Ramnarine described his time at TSTT as “bizarre” and said for the first time in his career, cost-saving initiatives were met without favour and with discord.
“We needed to justify why we need to cut costs. In any other company, it is the other way around, in TSTT no, this was met with resistance,” Ramnarine added.
In January, Ramnarine was dismissed by TSTT.
Senator Indarsingh asked him what was the reason for his termination.
“TSTT made a decision to terminate my employment for no reason. It was a clause that I specifically requested be put into my contract. And that is to ensure that in the case of hostility or animosity, that we can both part ways amicably,” Ramnarine responded.
Indarsingh asked if it was linked to October 2023’s malware incursion.

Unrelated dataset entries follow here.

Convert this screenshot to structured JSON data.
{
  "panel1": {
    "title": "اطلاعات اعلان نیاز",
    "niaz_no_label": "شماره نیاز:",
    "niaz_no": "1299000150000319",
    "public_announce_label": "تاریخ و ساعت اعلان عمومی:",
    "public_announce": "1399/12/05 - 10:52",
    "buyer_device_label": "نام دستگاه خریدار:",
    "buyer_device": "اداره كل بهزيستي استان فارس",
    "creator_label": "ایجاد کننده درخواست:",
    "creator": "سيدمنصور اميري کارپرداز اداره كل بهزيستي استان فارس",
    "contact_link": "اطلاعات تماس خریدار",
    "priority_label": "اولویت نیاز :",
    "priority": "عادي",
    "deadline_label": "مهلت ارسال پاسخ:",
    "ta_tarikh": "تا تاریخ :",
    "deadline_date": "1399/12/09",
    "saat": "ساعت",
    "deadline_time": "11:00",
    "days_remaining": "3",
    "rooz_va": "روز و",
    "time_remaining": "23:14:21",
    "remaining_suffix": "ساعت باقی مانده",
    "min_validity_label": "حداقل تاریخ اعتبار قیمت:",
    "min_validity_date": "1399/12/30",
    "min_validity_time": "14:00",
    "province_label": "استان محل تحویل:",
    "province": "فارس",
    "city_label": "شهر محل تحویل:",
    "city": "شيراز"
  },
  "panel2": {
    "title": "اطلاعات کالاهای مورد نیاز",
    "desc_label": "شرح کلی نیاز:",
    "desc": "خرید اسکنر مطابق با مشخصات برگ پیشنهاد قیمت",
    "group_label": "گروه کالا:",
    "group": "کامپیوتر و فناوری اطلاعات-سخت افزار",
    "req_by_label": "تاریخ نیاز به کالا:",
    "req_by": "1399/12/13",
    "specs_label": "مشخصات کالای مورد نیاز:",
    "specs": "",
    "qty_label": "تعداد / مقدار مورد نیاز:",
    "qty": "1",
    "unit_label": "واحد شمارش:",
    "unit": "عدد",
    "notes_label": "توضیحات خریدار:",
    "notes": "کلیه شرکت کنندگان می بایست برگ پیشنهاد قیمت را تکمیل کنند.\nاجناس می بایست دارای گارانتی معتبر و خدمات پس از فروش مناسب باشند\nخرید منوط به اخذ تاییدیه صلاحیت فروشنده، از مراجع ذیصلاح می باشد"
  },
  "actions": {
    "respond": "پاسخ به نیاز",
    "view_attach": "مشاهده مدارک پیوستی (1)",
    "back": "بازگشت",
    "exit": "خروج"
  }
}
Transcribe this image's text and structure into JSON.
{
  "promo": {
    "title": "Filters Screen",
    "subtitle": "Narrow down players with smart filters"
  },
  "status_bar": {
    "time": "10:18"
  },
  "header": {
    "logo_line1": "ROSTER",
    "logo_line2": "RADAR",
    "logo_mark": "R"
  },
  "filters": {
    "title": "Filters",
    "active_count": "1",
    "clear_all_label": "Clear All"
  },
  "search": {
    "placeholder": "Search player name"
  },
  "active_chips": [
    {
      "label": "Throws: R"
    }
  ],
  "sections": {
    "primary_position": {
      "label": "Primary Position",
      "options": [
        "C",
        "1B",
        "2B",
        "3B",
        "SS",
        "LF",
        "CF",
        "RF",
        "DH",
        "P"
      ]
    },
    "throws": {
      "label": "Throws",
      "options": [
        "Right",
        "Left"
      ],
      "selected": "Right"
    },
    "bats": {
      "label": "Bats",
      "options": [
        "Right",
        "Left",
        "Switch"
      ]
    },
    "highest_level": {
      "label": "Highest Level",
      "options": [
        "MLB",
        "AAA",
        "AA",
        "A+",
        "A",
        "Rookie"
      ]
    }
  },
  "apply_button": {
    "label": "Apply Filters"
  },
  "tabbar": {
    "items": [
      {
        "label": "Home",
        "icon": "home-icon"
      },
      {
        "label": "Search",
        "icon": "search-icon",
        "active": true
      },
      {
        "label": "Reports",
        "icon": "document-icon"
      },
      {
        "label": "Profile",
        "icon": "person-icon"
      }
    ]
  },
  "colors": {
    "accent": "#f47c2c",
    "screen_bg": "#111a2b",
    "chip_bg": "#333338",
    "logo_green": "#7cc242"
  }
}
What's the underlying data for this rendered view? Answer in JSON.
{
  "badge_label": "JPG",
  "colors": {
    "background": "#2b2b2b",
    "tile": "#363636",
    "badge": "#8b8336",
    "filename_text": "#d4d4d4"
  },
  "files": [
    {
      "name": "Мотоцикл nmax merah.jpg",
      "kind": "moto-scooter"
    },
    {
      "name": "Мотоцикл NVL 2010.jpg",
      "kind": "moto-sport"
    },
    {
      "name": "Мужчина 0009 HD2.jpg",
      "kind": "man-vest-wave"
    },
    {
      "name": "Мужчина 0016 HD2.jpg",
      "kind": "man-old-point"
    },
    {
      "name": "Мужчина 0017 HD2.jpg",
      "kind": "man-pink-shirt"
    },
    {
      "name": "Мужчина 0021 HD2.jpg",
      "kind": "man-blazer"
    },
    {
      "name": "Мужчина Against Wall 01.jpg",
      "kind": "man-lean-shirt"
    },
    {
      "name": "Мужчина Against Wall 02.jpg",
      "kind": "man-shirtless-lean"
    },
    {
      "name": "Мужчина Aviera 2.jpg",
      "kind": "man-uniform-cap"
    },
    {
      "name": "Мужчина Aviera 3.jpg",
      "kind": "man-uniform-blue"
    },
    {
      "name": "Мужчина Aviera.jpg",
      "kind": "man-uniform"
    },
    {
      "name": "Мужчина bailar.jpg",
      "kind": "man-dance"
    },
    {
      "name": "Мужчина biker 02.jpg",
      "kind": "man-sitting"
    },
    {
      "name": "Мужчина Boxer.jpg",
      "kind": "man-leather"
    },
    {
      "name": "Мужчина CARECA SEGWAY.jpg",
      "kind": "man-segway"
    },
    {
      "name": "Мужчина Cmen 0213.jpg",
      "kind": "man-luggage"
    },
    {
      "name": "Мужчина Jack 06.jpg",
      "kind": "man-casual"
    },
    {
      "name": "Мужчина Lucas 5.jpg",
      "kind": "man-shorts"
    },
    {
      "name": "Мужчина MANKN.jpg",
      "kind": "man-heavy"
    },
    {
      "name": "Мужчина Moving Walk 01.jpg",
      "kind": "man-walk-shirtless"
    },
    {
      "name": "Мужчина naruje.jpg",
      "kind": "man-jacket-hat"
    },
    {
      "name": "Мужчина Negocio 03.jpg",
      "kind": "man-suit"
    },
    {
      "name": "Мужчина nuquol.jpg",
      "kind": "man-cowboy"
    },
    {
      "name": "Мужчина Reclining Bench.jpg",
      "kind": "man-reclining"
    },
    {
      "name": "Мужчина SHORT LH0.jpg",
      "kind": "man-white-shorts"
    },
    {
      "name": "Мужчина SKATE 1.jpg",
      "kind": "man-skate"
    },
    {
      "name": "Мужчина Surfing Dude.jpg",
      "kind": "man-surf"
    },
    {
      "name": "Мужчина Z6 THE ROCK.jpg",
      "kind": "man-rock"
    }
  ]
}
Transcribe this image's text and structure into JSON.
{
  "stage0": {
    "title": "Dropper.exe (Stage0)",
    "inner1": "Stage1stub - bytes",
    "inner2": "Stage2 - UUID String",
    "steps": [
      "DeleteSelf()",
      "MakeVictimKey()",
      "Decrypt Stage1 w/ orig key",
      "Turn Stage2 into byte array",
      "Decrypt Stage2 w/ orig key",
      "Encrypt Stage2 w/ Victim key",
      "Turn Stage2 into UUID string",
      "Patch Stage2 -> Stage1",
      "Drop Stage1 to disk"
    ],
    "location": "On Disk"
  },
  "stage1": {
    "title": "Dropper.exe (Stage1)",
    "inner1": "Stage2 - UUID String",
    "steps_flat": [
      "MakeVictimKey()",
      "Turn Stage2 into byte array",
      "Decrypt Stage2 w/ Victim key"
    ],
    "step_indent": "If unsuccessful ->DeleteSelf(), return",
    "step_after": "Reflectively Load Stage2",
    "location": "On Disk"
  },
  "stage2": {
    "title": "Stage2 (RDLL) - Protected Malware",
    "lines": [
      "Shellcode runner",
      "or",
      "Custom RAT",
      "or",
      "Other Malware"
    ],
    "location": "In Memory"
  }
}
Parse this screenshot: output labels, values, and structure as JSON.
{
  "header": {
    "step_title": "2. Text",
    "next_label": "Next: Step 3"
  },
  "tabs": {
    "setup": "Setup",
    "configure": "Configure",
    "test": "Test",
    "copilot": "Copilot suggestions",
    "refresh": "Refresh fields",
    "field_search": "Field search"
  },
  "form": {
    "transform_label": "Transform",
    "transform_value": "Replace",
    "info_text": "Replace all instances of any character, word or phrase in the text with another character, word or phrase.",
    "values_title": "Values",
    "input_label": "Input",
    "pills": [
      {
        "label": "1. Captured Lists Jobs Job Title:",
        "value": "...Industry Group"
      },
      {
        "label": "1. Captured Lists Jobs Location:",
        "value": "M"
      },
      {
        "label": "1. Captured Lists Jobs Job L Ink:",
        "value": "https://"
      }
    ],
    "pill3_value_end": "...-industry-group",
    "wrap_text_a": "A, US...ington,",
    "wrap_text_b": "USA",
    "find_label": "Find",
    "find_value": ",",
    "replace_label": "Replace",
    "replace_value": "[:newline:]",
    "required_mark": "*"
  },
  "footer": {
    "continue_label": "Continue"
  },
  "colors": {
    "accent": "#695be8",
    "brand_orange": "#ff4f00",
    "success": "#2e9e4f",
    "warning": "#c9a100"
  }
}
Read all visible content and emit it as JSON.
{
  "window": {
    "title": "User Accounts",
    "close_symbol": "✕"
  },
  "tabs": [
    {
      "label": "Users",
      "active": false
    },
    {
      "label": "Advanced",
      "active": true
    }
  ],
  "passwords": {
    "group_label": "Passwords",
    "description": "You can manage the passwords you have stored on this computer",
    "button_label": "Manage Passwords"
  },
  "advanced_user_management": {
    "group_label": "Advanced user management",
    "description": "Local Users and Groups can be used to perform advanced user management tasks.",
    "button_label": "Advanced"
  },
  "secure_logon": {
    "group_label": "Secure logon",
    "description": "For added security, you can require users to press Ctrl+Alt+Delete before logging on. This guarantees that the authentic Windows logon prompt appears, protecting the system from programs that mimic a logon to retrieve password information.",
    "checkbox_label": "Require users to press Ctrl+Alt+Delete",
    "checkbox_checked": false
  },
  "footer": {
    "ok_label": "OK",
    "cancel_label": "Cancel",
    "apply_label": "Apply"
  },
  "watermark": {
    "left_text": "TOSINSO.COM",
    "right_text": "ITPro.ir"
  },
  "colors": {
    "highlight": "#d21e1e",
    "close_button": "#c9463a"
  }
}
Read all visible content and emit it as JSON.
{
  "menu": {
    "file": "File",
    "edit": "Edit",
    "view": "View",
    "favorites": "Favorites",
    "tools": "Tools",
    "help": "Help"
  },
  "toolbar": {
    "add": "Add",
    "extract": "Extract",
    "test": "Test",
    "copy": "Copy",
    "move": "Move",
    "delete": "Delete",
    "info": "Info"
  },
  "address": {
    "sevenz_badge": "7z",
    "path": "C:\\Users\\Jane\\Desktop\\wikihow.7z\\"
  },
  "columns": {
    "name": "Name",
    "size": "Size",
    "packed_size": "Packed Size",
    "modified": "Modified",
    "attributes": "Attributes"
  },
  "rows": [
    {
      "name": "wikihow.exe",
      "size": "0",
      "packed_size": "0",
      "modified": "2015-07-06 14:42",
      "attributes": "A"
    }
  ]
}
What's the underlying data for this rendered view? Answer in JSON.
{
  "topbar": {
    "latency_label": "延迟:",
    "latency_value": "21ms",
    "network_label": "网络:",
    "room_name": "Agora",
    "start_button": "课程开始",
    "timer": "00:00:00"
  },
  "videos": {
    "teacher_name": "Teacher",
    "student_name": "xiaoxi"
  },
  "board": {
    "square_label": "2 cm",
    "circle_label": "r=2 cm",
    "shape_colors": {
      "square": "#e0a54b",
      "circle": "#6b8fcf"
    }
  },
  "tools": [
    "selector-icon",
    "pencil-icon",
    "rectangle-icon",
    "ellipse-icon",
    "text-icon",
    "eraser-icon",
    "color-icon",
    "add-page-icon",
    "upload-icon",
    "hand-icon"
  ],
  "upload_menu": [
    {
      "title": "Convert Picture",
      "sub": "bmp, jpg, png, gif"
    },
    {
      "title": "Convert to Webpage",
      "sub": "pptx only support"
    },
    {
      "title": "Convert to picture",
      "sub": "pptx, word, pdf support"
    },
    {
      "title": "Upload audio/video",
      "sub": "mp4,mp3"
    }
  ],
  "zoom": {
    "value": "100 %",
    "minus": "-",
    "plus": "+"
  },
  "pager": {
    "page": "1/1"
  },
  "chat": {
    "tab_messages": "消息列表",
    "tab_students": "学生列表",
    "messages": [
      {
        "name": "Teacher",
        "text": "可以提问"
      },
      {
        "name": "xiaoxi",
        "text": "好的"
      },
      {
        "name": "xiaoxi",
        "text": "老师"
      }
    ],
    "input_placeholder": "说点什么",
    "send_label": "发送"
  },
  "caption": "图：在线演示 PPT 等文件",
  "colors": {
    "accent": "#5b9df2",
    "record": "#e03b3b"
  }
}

“I would say that there was a great deal of disinformation being put out around my not approving spending which have been refuted and rubbished despite the attempt of the networks and IT teams and others to cloud the incompetence at play. I would say in hindsight that played a significant role but because it was a termination for no reason, I cannot say specifically what that would be,” Ramnarine answered.
TSTT chairman Sean Roach did not immediately respond to questions sent via text message, nor did he answer Guardian Media’s calls yesterday.
Meanwhile, Public Utilities Minister Marvin Gonzales said he was waiting for the completion of the probe he requested into the October 2023 incident before commenting further. He expects that to be ready in March.
Gonzales was responding to questions sent by Guardian Media regarding statements made by Agard over this statement in Parliament on November 1, where he was accused of misleading the House on the severity of the October 9 TSTT data breach.
Agard yesterday again underscored that what the Public Utilities Minister read in the house did not come from her but instead a letter which was sent to TSTT’s enterprise customers. She said in her response to the Minister via WhatsApp, there was nothing that said TSTT’s data and the data of its customers were not in any way compromised.